A CEM system is a business assurance tool that monitors and actively controls the impact that the user’s perception of a product, brand or service has on the business result of a service provider. The central figure in CEM thinking is the individual user: a human being with personal opinions based on subjective perceptions, who is embedded within a particular social environment. The user’s perception is based on their individual expectations. The moods, feelings and specific context of every user play a major role in developing their opinions and attitudes, and ultimately determining their actions and behaviors. Just as users can never be objective in forming their perception of their service providers, they are frequently inconsistent in their actions.
A good CEM system requires a holistic understanding that goes all the way down to an individual level, with a broad range of contextual information about the user taken into consideration.

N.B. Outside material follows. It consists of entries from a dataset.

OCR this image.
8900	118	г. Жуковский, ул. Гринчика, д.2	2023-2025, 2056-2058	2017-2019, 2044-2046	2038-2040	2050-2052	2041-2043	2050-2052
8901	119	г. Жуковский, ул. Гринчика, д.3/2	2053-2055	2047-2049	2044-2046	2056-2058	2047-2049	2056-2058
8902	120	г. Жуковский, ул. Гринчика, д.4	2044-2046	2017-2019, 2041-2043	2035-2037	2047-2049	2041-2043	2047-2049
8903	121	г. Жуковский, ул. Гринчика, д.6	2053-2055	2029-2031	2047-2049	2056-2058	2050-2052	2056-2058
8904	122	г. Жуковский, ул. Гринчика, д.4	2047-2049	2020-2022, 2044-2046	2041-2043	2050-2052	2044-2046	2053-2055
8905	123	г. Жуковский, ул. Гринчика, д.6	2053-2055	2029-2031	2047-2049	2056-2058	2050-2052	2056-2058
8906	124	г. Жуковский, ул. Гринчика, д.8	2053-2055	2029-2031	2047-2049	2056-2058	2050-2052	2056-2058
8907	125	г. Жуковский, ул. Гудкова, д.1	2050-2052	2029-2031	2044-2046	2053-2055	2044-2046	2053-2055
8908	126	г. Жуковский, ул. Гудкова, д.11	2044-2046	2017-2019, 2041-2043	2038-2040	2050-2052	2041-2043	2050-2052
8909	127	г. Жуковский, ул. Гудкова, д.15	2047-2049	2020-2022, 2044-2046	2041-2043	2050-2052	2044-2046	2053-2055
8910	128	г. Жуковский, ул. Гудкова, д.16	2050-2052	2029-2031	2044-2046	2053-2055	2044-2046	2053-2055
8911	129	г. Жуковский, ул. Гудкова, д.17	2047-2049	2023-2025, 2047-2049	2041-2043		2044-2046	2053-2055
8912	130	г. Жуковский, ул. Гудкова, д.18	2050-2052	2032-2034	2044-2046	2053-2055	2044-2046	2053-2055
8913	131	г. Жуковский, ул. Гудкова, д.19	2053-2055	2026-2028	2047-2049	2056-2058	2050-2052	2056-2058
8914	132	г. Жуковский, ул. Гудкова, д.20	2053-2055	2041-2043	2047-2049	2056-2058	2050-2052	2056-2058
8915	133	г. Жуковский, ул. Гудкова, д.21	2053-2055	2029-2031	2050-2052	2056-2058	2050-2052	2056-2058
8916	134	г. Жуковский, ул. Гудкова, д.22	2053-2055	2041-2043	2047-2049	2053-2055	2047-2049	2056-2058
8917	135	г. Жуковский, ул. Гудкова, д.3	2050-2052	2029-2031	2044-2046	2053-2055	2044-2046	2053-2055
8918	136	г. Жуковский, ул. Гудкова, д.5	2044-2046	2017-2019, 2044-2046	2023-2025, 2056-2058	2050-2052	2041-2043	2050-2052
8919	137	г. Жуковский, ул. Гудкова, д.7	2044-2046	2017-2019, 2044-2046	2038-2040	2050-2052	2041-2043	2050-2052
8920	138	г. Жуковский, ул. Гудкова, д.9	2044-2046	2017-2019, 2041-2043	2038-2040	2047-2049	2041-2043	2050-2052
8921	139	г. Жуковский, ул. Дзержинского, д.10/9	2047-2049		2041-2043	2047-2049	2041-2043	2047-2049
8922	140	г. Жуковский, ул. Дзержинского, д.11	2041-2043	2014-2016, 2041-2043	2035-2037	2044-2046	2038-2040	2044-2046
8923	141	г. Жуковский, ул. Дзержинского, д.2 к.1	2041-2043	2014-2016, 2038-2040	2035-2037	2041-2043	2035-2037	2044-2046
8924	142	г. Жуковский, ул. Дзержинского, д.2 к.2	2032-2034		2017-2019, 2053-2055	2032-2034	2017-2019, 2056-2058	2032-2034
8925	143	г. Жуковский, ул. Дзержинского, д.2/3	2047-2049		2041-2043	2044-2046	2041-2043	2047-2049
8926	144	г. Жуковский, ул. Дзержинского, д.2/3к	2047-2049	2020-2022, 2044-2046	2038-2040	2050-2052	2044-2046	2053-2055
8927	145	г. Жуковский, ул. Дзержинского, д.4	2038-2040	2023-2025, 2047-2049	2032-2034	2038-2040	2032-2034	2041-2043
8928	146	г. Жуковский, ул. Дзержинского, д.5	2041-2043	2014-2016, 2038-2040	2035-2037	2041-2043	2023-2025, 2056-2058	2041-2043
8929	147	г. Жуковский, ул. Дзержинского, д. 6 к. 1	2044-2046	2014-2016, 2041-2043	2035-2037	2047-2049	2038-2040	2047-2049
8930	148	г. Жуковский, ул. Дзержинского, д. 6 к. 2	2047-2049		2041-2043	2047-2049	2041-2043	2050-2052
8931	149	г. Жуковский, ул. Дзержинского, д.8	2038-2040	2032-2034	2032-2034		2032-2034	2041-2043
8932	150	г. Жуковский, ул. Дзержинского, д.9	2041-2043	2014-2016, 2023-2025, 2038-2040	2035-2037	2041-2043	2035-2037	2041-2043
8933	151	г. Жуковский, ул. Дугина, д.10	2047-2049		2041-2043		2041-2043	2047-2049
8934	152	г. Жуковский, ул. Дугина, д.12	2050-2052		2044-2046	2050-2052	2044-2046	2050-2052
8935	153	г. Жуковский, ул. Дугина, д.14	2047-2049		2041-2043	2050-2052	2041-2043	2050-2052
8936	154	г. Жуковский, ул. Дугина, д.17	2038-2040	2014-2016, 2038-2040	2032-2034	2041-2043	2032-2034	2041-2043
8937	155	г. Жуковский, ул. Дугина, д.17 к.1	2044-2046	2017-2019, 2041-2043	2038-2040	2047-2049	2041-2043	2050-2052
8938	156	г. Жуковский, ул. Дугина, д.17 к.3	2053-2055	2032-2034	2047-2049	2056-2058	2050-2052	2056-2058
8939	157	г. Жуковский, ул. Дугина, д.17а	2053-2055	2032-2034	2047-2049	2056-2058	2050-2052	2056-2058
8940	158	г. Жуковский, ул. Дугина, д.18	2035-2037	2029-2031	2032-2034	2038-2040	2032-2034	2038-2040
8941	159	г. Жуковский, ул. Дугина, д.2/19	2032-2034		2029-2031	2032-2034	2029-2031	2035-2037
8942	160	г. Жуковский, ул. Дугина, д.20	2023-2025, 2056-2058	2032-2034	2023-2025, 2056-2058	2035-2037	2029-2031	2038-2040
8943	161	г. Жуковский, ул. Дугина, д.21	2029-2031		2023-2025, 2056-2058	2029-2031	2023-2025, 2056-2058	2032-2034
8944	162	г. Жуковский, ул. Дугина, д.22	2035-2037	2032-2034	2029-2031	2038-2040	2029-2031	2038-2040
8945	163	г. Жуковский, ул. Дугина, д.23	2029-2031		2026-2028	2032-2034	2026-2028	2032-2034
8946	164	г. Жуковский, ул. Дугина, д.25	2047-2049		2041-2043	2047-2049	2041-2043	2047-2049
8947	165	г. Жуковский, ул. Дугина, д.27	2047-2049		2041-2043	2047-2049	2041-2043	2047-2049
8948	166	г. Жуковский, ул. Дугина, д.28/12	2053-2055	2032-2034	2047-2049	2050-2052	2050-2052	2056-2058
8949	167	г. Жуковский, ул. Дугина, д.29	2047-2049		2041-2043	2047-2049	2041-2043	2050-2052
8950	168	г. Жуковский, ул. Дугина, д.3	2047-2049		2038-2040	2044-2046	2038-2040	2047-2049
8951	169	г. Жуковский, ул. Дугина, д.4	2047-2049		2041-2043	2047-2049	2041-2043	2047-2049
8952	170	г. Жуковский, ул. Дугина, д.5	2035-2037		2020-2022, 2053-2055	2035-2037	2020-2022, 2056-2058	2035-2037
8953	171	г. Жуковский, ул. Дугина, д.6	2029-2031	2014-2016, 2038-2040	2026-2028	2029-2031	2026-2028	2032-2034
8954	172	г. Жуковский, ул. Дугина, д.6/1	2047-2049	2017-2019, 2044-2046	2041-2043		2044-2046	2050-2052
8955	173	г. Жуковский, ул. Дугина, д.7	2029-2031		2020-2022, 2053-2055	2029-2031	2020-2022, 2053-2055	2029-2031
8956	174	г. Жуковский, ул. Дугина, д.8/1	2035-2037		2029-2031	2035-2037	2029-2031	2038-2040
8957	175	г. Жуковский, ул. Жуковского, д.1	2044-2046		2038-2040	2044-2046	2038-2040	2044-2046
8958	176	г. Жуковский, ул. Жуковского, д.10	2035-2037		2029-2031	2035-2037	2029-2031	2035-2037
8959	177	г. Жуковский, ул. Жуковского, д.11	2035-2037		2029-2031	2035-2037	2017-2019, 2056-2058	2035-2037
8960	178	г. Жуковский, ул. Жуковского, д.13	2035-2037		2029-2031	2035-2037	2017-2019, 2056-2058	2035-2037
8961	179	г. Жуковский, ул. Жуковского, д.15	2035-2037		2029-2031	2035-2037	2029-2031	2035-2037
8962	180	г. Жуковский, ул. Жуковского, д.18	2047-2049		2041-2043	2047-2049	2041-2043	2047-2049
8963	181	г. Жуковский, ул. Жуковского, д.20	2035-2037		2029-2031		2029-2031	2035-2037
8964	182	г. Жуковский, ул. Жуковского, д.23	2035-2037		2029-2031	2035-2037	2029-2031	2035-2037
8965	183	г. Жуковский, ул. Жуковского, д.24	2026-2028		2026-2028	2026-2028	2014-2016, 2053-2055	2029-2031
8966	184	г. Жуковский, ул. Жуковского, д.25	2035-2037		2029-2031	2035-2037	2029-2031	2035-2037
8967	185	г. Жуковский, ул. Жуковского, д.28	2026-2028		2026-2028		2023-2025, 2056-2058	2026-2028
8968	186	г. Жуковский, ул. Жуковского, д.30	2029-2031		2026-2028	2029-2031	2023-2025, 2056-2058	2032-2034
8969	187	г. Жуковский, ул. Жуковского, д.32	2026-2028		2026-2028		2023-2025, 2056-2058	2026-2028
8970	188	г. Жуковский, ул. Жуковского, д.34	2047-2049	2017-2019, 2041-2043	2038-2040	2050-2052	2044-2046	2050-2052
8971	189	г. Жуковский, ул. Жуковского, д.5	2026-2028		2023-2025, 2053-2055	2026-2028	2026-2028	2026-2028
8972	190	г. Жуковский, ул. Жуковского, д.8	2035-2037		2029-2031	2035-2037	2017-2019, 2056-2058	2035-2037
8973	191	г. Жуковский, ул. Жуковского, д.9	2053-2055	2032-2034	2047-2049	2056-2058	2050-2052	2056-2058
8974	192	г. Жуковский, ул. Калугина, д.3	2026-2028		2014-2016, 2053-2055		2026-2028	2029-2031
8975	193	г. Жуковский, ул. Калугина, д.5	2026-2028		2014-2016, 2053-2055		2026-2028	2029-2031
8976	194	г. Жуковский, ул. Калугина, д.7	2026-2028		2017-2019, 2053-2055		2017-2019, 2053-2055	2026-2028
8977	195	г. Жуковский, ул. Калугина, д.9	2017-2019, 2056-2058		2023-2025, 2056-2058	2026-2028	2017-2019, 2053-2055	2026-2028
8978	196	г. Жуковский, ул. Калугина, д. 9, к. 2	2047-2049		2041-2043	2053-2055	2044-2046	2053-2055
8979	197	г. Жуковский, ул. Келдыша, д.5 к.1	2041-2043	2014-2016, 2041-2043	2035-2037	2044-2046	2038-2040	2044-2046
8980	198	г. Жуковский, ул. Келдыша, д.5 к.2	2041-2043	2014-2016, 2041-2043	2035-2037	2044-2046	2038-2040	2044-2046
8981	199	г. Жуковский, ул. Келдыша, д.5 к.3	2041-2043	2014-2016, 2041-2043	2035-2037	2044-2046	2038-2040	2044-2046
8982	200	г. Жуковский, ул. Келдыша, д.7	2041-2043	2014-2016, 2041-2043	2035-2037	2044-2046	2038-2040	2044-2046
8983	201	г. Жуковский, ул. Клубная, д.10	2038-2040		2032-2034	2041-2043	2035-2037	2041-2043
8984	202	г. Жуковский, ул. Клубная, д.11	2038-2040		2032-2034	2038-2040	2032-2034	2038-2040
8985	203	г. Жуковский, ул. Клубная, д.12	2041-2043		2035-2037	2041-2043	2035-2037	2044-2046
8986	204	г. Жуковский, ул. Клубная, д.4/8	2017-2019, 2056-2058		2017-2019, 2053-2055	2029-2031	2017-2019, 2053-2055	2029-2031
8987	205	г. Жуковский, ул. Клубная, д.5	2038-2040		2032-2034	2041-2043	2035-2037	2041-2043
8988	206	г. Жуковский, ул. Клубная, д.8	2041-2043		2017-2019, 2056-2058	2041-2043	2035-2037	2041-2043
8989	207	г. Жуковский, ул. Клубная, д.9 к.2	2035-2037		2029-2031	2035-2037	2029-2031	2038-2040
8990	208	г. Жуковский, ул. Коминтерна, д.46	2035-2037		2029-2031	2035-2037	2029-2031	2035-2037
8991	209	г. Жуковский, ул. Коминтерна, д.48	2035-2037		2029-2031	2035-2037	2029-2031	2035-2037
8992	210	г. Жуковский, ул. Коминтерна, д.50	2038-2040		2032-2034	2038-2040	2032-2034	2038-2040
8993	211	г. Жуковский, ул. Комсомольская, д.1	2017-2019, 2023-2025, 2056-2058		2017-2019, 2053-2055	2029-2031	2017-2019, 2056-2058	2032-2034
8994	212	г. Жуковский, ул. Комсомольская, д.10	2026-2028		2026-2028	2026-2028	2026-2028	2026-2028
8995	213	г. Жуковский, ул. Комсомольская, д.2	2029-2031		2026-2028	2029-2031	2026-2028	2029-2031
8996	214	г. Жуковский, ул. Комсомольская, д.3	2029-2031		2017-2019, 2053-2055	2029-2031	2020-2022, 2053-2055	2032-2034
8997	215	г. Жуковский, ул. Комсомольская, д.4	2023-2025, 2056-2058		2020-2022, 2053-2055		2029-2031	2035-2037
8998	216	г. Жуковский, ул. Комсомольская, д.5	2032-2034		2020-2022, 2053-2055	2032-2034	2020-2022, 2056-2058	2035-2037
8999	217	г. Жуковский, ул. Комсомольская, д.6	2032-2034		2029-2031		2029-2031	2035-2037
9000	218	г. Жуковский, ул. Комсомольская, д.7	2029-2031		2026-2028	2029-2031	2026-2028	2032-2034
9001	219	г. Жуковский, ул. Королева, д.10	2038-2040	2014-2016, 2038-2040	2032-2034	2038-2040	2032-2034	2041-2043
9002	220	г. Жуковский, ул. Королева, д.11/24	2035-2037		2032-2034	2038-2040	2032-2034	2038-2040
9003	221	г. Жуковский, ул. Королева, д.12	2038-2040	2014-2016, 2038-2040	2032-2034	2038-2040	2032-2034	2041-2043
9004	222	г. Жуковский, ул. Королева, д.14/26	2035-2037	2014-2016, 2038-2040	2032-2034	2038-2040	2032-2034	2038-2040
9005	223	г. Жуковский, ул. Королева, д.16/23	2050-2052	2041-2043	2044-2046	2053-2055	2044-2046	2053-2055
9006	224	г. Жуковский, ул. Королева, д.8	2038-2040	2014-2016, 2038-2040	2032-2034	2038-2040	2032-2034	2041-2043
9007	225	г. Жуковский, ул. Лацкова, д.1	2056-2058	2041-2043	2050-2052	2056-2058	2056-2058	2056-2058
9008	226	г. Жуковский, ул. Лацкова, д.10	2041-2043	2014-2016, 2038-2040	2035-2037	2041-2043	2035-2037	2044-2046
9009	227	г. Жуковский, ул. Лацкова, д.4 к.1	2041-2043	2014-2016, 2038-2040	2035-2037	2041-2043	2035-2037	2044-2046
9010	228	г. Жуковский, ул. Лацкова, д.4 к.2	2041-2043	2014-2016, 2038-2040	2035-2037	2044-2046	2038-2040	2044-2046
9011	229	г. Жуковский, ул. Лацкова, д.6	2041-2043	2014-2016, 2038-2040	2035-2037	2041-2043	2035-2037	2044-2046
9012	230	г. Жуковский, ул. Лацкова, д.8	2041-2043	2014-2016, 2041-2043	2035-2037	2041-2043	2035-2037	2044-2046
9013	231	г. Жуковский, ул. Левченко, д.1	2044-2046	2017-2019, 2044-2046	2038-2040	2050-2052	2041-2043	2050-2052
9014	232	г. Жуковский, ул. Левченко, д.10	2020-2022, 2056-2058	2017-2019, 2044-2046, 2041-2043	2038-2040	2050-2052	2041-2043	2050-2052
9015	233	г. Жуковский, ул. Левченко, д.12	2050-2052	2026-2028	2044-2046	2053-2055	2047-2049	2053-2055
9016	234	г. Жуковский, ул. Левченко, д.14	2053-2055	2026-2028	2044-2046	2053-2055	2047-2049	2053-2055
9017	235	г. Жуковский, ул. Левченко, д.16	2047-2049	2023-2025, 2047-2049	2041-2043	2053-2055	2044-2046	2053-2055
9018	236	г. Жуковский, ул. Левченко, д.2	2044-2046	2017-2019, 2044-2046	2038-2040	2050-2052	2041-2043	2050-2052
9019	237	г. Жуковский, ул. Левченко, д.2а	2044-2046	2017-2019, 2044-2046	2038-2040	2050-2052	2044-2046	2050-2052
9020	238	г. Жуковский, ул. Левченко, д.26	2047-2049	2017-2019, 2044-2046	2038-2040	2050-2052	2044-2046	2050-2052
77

The resulting insights become actionable if they are combined with business processes at the individual user’s level that make it possible to personalize their experience.
The path to actionable insights
A CEM system provides insights that can be used as the basis for decision making and action taking that will help optimize business results. These insights are typically expressed in scores and indicators that quantify a particular aspect of users and their experience. For example, the Net Promoter Score (NPS) quantifies in a single number the user’s general willingness to promote the service provider, which is an indirect expression of their level of satisfaction and loyalty. The NPS measures user perception of the overall performance of the service provider, and has become a very useful tool for raising awareness of customer experience within an organization.
CEM systems are specifically designed for particular business optimization use cases, generating a variety of use-case-specific scores and indicators as their primary output. In network operations, for example, any substandard user experience is detected automatically with low latency from performance metrics and brought to the attention of support technicians for further analysis and rapid response. This contributes to overall business optimization, as problems are solved quickly, hence limiting their effects as well as the number of users who are exposed to them.
Every business process or optimization use case that would benefit from customer experience awareness will have its own particular requirements with respect to scores. Aside from the main subject that a particular score expresses, the following characteristics are relevant:
- Scope: Does the score reflect an insight at the individual user level, for a group of users, or for an entire organization?
- Outreach: How many users are included?
- Subjectivity: Does the insight reflect an objective fact or a subjective perception?
- Predictive: Is the insight directly measured or the result of a predictive model?
- Latency: How quickly does the score need to reflect an experience?
- Frequency: How often is an update of the score needed?
These use-case-specific requirements are directly reflected in the way a score is obtained and implemented. A service KPI (S-KPI) and similar low-latency, high-outreach measurements are needed for swift corrective action to be taken. Most of them are objective metrics measuring technical performance, and they make it possible to distinguish individual users. The characteristics of the KPI are reached with considerable effort in terms of the efficient handling of a real-time input data stream. The raw data comes from an extensive distributed probe network, and is correlated and processed in near real time.
Surveys and studies that approach the user directly and ask for feedback have a completely different technical profile from the S-KPI – that is, the characteristics of these scores are quite different. The NPS is a prominent example, as it is a direct measurement that typically has high latency, with significant time intervals between distinct measurements. Furthermore, the outreach is not very high, with only a few percent of the user base included in every measurement activity. In Figure 1, the characteristics of four different types of scores are compared – S-KPI, NPS, service level index (SLI) and mean opinion score (MOS).